Для социологических исследований, как уже говорилось выше, важным источником являются указанные на надгробных камнях даты рождения и смерти жителей определенного села или региона. Так, к примеру, при нашем обследовании ногайского кладбища, примыкающего к поселку Канглы Минводовского района Ставропольского края выявилась весьма печальная и драматическая панорама неуклонного сокращения продолжительности жизни местных жителей.

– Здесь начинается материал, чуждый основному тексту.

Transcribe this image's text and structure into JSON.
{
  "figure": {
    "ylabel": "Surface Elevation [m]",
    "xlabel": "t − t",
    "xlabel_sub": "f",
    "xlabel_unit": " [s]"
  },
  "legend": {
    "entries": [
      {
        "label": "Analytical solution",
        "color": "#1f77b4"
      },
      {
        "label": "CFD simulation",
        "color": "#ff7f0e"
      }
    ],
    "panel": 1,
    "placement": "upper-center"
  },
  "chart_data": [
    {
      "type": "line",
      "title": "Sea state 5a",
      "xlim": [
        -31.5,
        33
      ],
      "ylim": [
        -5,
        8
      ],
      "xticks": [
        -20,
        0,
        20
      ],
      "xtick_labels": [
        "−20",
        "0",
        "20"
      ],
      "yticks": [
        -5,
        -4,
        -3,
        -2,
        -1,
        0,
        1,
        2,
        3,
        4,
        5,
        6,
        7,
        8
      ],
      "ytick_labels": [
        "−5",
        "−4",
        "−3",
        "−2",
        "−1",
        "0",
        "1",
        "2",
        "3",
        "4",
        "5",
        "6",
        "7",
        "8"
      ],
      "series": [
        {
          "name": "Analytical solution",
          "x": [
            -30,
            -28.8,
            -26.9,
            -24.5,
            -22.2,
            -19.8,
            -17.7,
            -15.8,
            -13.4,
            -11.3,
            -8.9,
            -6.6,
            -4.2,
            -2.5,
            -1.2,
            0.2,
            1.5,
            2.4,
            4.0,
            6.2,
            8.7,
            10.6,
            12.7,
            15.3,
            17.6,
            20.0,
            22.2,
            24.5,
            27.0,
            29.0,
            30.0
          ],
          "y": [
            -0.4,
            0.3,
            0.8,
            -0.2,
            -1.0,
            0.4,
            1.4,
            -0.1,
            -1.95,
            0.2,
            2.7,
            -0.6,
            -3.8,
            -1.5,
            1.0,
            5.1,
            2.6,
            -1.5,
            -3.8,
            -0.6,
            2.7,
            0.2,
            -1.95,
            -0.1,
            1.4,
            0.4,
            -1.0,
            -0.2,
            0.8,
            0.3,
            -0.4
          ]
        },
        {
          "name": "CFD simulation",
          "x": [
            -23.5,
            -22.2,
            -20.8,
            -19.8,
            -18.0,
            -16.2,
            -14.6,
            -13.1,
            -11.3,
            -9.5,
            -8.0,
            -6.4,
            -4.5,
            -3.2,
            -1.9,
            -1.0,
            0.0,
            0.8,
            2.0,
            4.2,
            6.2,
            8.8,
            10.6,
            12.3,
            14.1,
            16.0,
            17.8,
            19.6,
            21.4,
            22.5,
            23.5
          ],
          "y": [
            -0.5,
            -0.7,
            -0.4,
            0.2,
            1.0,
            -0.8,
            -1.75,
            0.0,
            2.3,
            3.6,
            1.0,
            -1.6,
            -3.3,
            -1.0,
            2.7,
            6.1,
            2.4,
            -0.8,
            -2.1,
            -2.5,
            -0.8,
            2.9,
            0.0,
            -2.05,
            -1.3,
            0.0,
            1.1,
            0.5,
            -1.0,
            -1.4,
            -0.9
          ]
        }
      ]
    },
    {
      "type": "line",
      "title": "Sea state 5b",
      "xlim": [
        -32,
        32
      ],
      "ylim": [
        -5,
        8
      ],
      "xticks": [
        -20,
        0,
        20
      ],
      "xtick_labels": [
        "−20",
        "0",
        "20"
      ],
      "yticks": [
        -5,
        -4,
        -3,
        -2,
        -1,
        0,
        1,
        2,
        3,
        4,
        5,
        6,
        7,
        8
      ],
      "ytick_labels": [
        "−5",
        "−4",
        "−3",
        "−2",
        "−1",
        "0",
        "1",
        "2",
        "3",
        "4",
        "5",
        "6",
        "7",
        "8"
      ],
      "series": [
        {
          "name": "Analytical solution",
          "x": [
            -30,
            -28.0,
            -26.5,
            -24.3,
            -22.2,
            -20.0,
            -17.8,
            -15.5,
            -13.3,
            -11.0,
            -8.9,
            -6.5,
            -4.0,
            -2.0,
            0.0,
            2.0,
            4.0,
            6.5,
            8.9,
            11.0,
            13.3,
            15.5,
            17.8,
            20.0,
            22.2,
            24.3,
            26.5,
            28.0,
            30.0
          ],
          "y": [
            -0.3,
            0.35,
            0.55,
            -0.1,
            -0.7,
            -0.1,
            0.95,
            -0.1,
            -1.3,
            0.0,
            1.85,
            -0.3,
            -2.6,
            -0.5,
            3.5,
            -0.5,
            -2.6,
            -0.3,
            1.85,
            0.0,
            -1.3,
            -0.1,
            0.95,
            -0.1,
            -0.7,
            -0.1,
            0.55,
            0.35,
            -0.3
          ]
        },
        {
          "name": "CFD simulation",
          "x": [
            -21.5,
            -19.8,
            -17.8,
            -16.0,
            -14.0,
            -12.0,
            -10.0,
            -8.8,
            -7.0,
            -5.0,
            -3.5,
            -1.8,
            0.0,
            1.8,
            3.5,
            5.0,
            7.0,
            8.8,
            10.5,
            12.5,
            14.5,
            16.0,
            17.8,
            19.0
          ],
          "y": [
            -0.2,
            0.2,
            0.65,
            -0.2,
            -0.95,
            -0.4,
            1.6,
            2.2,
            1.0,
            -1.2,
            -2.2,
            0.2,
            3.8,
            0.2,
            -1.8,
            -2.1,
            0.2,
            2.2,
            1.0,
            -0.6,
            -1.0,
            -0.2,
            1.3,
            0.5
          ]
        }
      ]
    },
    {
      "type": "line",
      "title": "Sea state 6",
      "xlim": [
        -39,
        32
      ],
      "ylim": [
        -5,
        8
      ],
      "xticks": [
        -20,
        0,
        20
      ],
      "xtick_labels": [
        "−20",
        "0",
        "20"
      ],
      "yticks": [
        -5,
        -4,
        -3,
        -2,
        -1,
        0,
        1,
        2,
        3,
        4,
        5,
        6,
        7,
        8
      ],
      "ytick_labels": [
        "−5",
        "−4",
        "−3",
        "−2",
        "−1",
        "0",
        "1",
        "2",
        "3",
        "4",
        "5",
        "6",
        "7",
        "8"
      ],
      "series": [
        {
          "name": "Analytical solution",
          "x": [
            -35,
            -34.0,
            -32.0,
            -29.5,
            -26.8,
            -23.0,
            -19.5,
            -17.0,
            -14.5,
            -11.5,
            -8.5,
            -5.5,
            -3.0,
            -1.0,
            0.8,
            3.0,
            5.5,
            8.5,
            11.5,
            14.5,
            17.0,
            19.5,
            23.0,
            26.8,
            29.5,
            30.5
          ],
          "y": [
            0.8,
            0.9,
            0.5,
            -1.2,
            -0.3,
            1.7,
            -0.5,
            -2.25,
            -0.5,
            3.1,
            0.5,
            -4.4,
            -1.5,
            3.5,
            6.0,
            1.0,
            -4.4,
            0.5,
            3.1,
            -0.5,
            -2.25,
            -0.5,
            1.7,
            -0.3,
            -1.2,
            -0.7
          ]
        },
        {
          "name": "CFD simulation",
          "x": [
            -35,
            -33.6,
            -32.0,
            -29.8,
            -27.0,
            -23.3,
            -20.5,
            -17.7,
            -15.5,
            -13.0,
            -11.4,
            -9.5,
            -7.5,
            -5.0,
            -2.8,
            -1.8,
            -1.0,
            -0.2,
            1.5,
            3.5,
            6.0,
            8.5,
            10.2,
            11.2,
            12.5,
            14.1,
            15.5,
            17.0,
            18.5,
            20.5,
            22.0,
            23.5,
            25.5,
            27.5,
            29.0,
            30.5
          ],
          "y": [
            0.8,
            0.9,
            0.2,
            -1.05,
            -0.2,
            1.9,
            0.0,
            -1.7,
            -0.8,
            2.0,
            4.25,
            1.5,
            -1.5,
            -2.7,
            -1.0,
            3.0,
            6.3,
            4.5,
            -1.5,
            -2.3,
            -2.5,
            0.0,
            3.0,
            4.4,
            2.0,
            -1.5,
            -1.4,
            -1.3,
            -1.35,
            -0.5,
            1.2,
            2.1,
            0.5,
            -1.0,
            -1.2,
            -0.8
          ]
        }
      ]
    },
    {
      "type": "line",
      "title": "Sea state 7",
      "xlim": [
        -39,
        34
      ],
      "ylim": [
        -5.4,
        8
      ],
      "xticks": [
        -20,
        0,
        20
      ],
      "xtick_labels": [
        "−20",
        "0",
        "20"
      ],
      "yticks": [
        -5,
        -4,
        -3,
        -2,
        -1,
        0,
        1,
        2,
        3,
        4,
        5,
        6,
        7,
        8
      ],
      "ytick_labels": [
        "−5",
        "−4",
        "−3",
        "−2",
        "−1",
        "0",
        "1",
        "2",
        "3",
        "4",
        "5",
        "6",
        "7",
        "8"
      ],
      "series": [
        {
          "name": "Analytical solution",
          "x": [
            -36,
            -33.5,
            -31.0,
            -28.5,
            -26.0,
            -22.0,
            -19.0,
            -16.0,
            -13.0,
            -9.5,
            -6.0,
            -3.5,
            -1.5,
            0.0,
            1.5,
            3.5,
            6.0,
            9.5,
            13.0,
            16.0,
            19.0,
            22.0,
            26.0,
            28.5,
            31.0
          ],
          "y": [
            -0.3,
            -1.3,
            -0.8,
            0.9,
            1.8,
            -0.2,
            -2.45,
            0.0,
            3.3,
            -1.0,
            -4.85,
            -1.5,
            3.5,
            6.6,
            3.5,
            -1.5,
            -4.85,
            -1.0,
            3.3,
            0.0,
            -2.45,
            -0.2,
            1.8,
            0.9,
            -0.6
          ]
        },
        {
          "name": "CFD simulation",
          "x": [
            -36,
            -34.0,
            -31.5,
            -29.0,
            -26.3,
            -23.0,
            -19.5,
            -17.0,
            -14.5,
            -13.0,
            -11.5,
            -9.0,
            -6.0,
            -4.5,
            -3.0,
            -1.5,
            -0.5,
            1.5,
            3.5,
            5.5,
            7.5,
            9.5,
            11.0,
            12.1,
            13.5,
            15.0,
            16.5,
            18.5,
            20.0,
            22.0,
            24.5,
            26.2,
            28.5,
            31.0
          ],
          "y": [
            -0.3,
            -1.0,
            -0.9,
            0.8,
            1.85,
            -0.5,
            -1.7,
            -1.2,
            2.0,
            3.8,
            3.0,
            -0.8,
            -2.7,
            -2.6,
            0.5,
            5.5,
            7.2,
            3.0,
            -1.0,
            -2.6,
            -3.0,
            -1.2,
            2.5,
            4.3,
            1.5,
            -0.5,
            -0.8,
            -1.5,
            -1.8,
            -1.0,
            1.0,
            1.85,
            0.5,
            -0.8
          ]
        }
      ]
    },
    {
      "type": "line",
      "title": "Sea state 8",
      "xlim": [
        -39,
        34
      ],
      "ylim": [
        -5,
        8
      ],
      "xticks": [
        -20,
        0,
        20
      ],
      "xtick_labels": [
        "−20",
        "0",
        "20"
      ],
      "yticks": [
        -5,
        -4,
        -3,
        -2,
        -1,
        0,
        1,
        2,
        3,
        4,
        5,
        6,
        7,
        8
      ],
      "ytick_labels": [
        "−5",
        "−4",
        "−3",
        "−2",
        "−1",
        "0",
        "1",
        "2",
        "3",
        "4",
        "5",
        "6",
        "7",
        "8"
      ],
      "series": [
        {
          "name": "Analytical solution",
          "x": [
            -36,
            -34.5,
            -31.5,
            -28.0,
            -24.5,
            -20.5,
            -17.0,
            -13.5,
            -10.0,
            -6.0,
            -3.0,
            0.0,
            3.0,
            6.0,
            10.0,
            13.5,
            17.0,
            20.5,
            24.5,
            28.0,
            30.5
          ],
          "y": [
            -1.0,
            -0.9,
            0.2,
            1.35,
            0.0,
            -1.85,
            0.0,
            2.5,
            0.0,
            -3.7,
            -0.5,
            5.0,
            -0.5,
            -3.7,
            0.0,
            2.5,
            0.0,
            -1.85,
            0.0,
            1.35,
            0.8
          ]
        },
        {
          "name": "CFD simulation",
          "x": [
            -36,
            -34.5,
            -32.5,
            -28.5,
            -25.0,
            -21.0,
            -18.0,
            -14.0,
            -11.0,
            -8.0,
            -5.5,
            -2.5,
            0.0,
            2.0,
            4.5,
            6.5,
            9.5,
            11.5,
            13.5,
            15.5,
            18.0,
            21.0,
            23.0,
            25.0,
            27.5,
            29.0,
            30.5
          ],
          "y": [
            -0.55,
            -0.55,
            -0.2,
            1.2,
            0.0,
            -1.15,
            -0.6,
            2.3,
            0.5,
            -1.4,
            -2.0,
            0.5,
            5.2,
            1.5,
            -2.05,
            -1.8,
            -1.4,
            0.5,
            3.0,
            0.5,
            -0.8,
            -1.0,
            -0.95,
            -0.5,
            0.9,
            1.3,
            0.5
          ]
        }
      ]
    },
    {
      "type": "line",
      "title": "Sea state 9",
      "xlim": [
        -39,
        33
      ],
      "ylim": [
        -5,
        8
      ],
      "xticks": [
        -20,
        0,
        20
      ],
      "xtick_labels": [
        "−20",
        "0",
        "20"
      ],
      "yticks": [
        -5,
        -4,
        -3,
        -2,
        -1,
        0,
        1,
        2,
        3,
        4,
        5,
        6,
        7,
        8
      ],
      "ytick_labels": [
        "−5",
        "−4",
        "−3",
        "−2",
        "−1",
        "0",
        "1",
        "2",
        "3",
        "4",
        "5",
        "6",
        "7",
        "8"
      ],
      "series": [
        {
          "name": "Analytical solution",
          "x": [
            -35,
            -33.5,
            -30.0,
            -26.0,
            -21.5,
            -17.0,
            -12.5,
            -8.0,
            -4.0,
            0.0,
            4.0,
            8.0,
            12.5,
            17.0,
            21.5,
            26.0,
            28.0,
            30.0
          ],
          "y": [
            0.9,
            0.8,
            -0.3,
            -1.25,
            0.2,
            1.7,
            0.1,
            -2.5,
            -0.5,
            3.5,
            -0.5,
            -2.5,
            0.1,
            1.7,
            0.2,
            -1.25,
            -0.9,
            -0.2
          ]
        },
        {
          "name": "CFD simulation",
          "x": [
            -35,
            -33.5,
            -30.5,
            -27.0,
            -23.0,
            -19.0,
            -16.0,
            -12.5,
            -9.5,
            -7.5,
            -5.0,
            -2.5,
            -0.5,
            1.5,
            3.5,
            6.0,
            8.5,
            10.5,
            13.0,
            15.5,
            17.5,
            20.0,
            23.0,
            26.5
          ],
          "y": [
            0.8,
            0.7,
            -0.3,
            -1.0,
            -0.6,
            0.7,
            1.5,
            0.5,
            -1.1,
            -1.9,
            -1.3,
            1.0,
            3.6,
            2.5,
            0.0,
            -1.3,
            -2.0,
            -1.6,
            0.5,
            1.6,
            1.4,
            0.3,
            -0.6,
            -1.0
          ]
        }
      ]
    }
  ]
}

Тексты эпитафий на разных языках представляют собой также непочатый источник исторических исследований и открытий как в области древней, так и новейшей истории ногайского народа и других народов Северного Кавказа. Так же, как было бы, к примеру, чрезвычайно интересно уточнить обстоятельства одновременной гибели в 1942 году четырех братьев Гиллыевых (в каком бою, с кем, в ходе какой карательной акции или возмездия ?), четыре памятника которым стоят в ряд на балкарском кладбище у поселка Верхний Чегем, для ногайской истории было бы важно проследить биографию человека, похороненного в ноябре 1943 года на кладбище у поселка Икон-Халк (рис. 4): уникальное для военного времени, богато украшенное резьбой, сочетающей различные системы арабской каллиграфии (исполненный сочным выпуклым барельефом сульс в верхней части надгробия и врезанные вглубь камня знаки скорописи в восьми нижних ярусах, составляющих торжественную, как развернутый свиток ханского ярлыка, вертикаль) и исполненный кириллицей русский текст на боковых гранях, свидетельствует о неординарности такой биографии. К сожалению, работы такого рода ни историками, ни местными краеведами даже не начинались.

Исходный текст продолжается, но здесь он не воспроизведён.